Prenez, tout d’abord, la façon dont les gens se réfèrent aux femmes célibataires par rapport aux hommes. En portugais, par exemple, le terme « solteirona » a un sens beaucoup plus péjoratif que sa forme masculine, « solteirão ». (je propose de supprimer cette phrase en gras)
En anglais, le mot « spinster » est apparu à la fin du Moyen Âge pour désigner les femmes qui tissaient la laine pour gagner leur vie. La plupart d’entre elles n’étaient pas mariées. Il leur était plus facile d’obtenir ce travail considéré comme inférieur, puisque les emplois les plus recherchés étaient généralement réservés aux femmes mariées – qui, avec leurs maris, pouvaient se payer les matériaux nécessaires à des emplois plus respectables.
Les hommes célibataires, quant à eux, sont appelés « bachelors » en anglais, et sont généralement décrits comme drôles, potentiellement charmants (lorsqu’ils ne sont pas de mauvaise réputation), insouciants et vivant au mieux leur vie – des caractéristiques positives qui remontent aux « Contes de Canterbury » de Geoffrey Chaucer, à la fin du 14e siècle.

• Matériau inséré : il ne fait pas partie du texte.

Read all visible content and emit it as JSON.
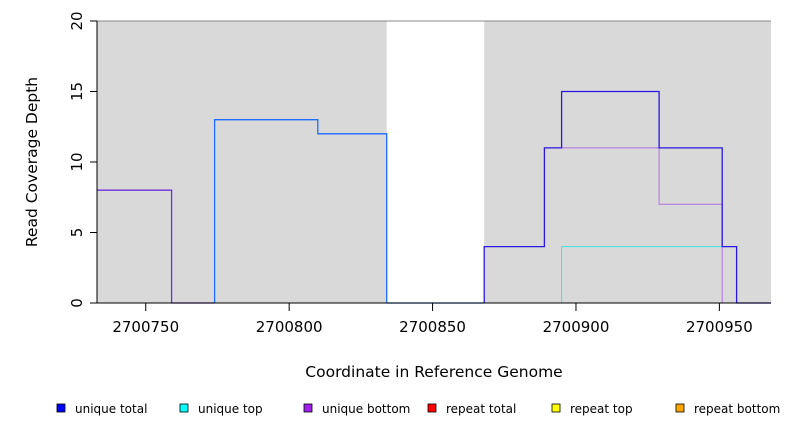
{
  "chart_data": {
    "type": "line",
    "xlabel": "Coordinate in Reference Genome",
    "ylabel": "Read Coverage Depth",
    "xlim": [
      2700733,
      2700968
    ],
    "ylim": [
      0,
      20
    ],
    "x_ticks": [
      2700750,
      2700800,
      2700850,
      2700900,
      2700950
    ],
    "y_ticks": [
      0,
      5,
      10,
      15,
      20
    ],
    "background_color": "#d9d9d9",
    "shaded_regions": [
      {
        "from": 2700733,
        "to": 2700834
      },
      {
        "from": 2700868,
        "to": 2700968
      }
    ],
    "legend_position": "bottom",
    "legend": [
      {
        "label": "unique total",
        "color": "#0000ff"
      },
      {
        "label": "unique top",
        "color": "#00ffff"
      },
      {
        "label": "unique bottom",
        "color": "#a020f0"
      },
      {
        "label": "repeat total",
        "color": "#ff0000"
      },
      {
        "label": "repeat top",
        "color": "#ffff00"
      },
      {
        "label": "repeat bottom",
        "color": "#ffa500"
      }
    ],
    "series": [
      {
        "color": "#00ff00",
        "width": 1,
        "points": [
          [
            2700733,
            0
          ],
          [
            2700759,
            0
          ]
        ]
      },
      {
        "color": "#7030d8",
        "width": 1.3,
        "points": [
          [
            2700733,
            8
          ],
          [
            2700759,
            8
          ],
          [
            2700759,
            0
          ],
          [
            2700774,
            0
          ]
        ]
      },
      {
        "color": "#ff6060",
        "width": 1,
        "points": [
          [
            2700774,
            0
          ],
          [
            2700834,
            0
          ]
        ]
      },
      {
        "color": "#1e6bff",
        "width": 1.3,
        "points": [
          [
            2700774,
            0
          ],
          [
            2700774,
            13
          ],
          [
            2700810,
            13
          ],
          [
            2700810,
            12
          ],
          [
            2700834,
            12
          ],
          [
            2700834,
            0
          ],
          [
            2700868,
            0
          ]
        ]
      },
      {
        "color": "#00ff00",
        "width": 1,
        "points": [
          [
            2700868,
            0
          ],
          [
            2700895,
            0
          ]
        ]
      },
      {
        "color": "#ffa500",
        "width": 1,
        "points": [
          [
            2700895,
            0
          ],
          [
            2700952,
            0
          ]
        ]
      },
      {
        "color": "#40e0e0",
        "width": 1,
        "points": [
          [
            2700895,
            0
          ],
          [
            2700895,
            4
          ],
          [
            2700952,
            4
          ]
        ]
      },
      {
        "color": "#b070e0",
        "width": 1,
        "points": [
          [
            2700889,
            11
          ],
          [
            2700929,
            11
          ],
          [
            2700929,
            7
          ],
          [
            2700951,
            7
          ],
          [
            2700951,
            0
          ]
        ]
      },
      {
        "color": "#2a18e0",
        "width": 1.3,
        "points": [
          [
            2700868,
            0
          ],
          [
            2700868,
            4
          ],
          [
            2700889,
            4
          ],
          [
            2700889,
            11
          ],
          [
            2700895,
            11
          ],
          [
            2700895,
            15
          ],
          [
            2700929,
            15
          ],
          [
            2700929,
            11
          ],
          [
            2700951,
            11
          ],
          [
            2700951,
            4
          ],
          [
            2700956,
            4
          ],
          [
            2700956,
            0
          ],
          [
            2700968,
            0
          ]
        ]
      }
    ]
  }
}
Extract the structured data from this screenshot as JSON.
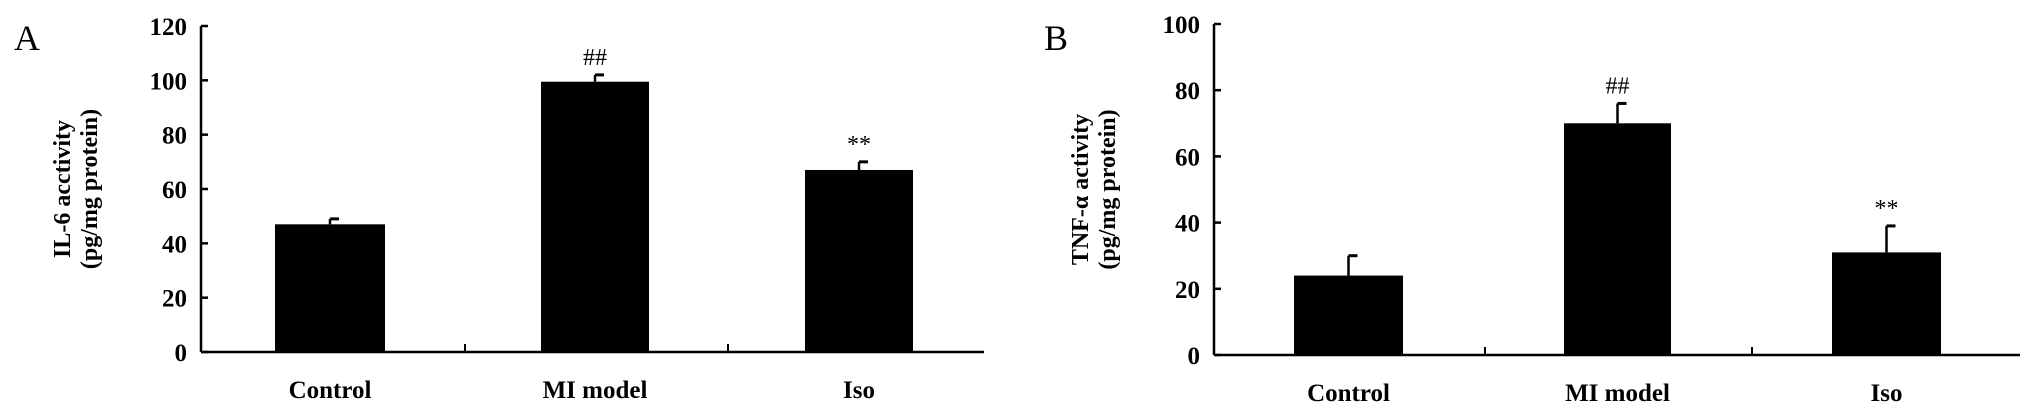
{
  "chart_data": [
    {
      "type": "bar",
      "panel_label": "A",
      "categories": [
        "Control",
        "MI model",
        "Iso"
      ],
      "values": [
        47,
        99.5,
        67
      ],
      "errors": [
        2,
        2.5,
        3
      ],
      "annotations": [
        "",
        "##",
        "**"
      ],
      "ylabel_line1": "IL-6 acctivity",
      "ylabel_line2": "(pg/mg protein)",
      "ylim": [
        0,
        120
      ],
      "yticks": [
        0,
        20,
        40,
        60,
        80,
        100,
        120
      ],
      "bar_color": "#000000",
      "grid": false
    },
    {
      "type": "bar",
      "panel_label": "B",
      "categories": [
        "Control",
        "MI model",
        "Iso"
      ],
      "values": [
        24,
        70,
        31
      ],
      "errors": [
        6,
        6,
        8
      ],
      "annotations": [
        "",
        "##",
        "**"
      ],
      "ylabel_line1": "TNF-α activity",
      "ylabel_line2": "(pg/mg protein)",
      "ylim": [
        0,
        100
      ],
      "yticks": [
        0,
        20,
        40,
        60,
        80,
        100
      ],
      "bar_color": "#000000",
      "grid": false
    }
  ]
}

Le terme « vieille fille » a acquis une connotation négative au fil du temps, dénigrant les femmes célibataires (et jeunes) dans la culture populaire, comme dans le film et le livre « Le Journal de Bridget Jones » (le personnage-titre a un peu plus de 30 ans et a un emploi stable à Londres, mais s’inquiète de son statut de vieille fille, ou « spinster »).
« Selon la sagesse conventionnelle – qui n’est ni sage, ni exacte – les femmes s’inquiètent davantage du mariage que les hommes », estime DePaulo. « Donc je pense que les femmes célibataires sont plus souvent soumises à des questions ennuyeuses comme « est-ce que vous sortez avec quelqu’un ? ».

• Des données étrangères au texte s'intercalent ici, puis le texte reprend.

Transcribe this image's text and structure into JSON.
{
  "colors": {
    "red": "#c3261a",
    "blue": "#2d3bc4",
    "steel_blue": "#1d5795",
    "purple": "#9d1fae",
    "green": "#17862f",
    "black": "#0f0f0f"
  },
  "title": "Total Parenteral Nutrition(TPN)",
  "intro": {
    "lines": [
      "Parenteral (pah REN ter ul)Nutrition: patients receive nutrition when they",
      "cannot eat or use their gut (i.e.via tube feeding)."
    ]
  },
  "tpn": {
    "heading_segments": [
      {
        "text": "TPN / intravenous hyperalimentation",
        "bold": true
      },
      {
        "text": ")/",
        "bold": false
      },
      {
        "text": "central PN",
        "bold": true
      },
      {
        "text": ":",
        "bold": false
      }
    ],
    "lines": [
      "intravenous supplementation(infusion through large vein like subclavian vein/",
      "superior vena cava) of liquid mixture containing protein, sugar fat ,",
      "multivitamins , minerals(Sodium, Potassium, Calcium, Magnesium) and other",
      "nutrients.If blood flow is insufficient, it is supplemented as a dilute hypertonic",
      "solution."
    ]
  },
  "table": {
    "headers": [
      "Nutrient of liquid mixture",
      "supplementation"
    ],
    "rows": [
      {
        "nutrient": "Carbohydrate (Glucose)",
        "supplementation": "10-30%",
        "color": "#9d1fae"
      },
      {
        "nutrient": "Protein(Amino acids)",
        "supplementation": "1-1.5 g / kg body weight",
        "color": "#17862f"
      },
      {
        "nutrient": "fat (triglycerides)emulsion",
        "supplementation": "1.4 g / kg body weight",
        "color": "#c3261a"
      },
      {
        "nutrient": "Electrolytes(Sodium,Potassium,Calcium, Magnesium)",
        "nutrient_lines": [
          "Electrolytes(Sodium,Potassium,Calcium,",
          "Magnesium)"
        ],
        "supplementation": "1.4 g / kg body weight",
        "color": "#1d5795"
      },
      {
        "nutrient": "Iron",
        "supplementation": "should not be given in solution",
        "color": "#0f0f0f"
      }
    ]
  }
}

Mme Abrams, quant à elle, se souvient que ses clientes sont plus nombreuses que ses clients à partager des expériences qui leur ont causé de l’embarras quant au fait d’être célibataire, mais souligne que la plupart de ses clients sont des femmes.
« Les hommes célibataires peuvent également être traités de manière désobligeante et arrogante », ajoute DePaulo, les gens les considérant comme infantiles, incapables de s’occuper d’eux-mêmes ou « obsédés par le sexe ».

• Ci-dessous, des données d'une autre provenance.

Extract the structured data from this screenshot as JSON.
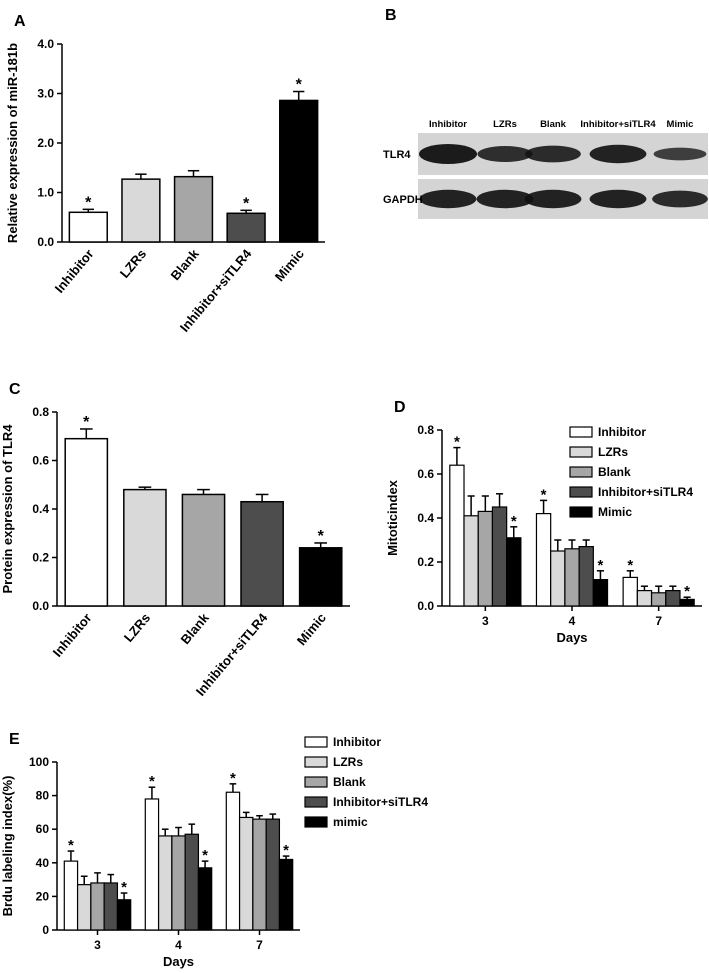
{
  "chart_data": [
    {
      "type": "bar",
      "panel": "A",
      "ylabel": "Relative expression of miR-181b",
      "categories": [
        "Inhibitor",
        "LZRs",
        "Blank",
        "Inhibitor+siTLR4",
        "Mimic"
      ],
      "values": [
        0.6,
        1.27,
        1.32,
        0.58,
        2.86
      ],
      "errors": [
        0.06,
        0.1,
        0.12,
        0.06,
        0.18
      ],
      "annotations": [
        "*",
        null,
        null,
        "*",
        "*"
      ],
      "colors": [
        "#ffffff",
        "#d9d9d9",
        "#a6a6a6",
        "#4d4d4d",
        "#000000"
      ],
      "ylim": [
        0,
        4
      ],
      "yticks": [
        {
          "value": 0,
          "label": "0.0"
        },
        {
          "value": 1,
          "label": "1.0"
        },
        {
          "value": 2,
          "label": "2.0"
        },
        {
          "value": 3,
          "label": "3.0"
        },
        {
          "value": 4,
          "label": "4.0"
        }
      ]
    },
    {
      "type": "bar",
      "panel": "C",
      "ylabel": "Protein expression of TLR4",
      "categories": [
        "Inhibitor",
        "LZRs",
        "Blank",
        "Inhibitor+siTLR4",
        "Mimic"
      ],
      "values": [
        0.69,
        0.48,
        0.46,
        0.43,
        0.24
      ],
      "errors": [
        0.04,
        0.01,
        0.02,
        0.03,
        0.02
      ],
      "annotations": [
        "*",
        null,
        null,
        null,
        "*"
      ],
      "colors": [
        "#ffffff",
        "#d9d9d9",
        "#a6a6a6",
        "#4d4d4d",
        "#000000"
      ],
      "ylim": [
        0,
        0.8
      ],
      "yticks": [
        {
          "value": 0,
          "label": "0.0"
        },
        0.2,
        0.4,
        0.6,
        0.8
      ]
    },
    {
      "type": "grouped_bar",
      "panel": "D",
      "ylabel": "Mitoticindex",
      "xlabel": "Days",
      "legend": "top-right",
      "categories": [
        "3",
        "4",
        "7"
      ],
      "series": [
        {
          "name": "Inhibitor",
          "color": "#ffffff",
          "values": [
            0.64,
            0.42,
            0.13
          ],
          "errors": [
            0.08,
            0.06,
            0.03
          ],
          "annotations": [
            "*",
            "*",
            "*"
          ]
        },
        {
          "name": "LZRs",
          "color": "#d9d9d9",
          "values": [
            0.41,
            0.25,
            0.07
          ],
          "errors": [
            0.09,
            0.05,
            0.02
          ],
          "annotations": [
            null,
            null,
            null
          ]
        },
        {
          "name": "Blank",
          "color": "#a6a6a6",
          "values": [
            0.43,
            0.26,
            0.06
          ],
          "errors": [
            0.07,
            0.04,
            0.03
          ],
          "annotations": [
            null,
            null,
            null
          ]
        },
        {
          "name": "Inhibitor+siTLR4",
          "color": "#4d4d4d",
          "values": [
            0.45,
            0.27,
            0.07
          ],
          "errors": [
            0.06,
            0.03,
            0.02
          ],
          "annotations": [
            null,
            null,
            null
          ]
        },
        {
          "name": "Mimic",
          "color": "#000000",
          "values": [
            0.31,
            0.12,
            0.03
          ],
          "errors": [
            0.05,
            0.04,
            0.01
          ],
          "annotations": [
            "*",
            "*",
            "*"
          ]
        }
      ],
      "ylim": [
        0,
        0.8
      ],
      "yticks": [
        {
          "value": 0,
          "label": "0.0"
        },
        0.2,
        0.4,
        0.6,
        0.8
      ]
    },
    {
      "type": "grouped_bar",
      "panel": "E",
      "ylabel": "Brdu labeling index(%)",
      "xlabel": "Days",
      "legend": "right",
      "categories": [
        "3",
        "4",
        "7"
      ],
      "series": [
        {
          "name": "Inhibitor",
          "color": "#ffffff",
          "values": [
            41,
            78,
            82
          ],
          "errors": [
            6,
            7,
            5
          ],
          "annotations": [
            "*",
            "*",
            "*"
          ]
        },
        {
          "name": "LZRs",
          "color": "#d9d9d9",
          "values": [
            27,
            56,
            67
          ],
          "errors": [
            5,
            4,
            3
          ],
          "annotations": [
            null,
            null,
            null
          ]
        },
        {
          "name": "Blank",
          "color": "#a6a6a6",
          "values": [
            28,
            56,
            66
          ],
          "errors": [
            6,
            5,
            2
          ],
          "annotations": [
            null,
            null,
            null
          ]
        },
        {
          "name": "Inhibitor+siTLR4",
          "color": "#4d4d4d",
          "values": [
            28,
            57,
            66
          ],
          "errors": [
            5,
            6,
            3
          ],
          "annotations": [
            null,
            null,
            null
          ]
        },
        {
          "name": "mimic",
          "color": "#000000",
          "values": [
            18,
            37,
            42
          ],
          "errors": [
            4,
            4,
            2
          ],
          "annotations": [
            "*",
            "*",
            "*"
          ]
        }
      ],
      "ylim": [
        0,
        100
      ],
      "yticks": [
        0,
        20,
        40,
        60,
        80,
        100
      ]
    }
  ],
  "blot": {
    "panel": "B",
    "lanes": [
      "Inhibitor",
      "LZRs",
      "Blank",
      "Inhibitor+siTLR4",
      "Mimic"
    ],
    "rows": [
      "TLR4",
      "GAPDH"
    ]
  }
}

Les différences culturelles peuvent également influencer la gêne des célibataires. Sur le plan professionnel, M. Abrams a rencontré des familles originaires de Corée, de Chine et d’Inde, qui ont tendance à être plus embarrassées par les membres de leur famille du fait de leur célibat, ainsi que certains de ses clients qui ont quitté le centre des États-Unis pour s’installer à New York.
Ces cultures ont tendance à accorder plus d’importance aux rôles traditionnels des hommes et des femmes dans le cadre du mariage et ne pas se conformer à ces traditions peut sembler très peu conventionnel. « Un client m’a dit que sa famille était embarrassée parce qu’elle n’avait pas eu d’enfant à l’âge de 30 ans ou même avant », se souvient Mme Abrams.
Le « pouvoir des chiffres »
Le sens du mot « célibataire » est en train de changer. Certains experts estiment que ces changements comportementaux et culturels pourraient contribuer à normaliser les célibataires – et peut-être à réduire l’envie de juger ceux qui n’ont pas de partenaire.
Ces dernières années, des personnalités influentes des réseaux sociaux et des célébrités traditionnelles ont parlé avec fierté de leur célibat. L’actrice Emma Watson, par exemple, a décrit son statut en public comme un « partenariat avec elle-même », encourageant les autres à considérer l’absence de partenaire romantique comme un élément positif plutôt que négatif.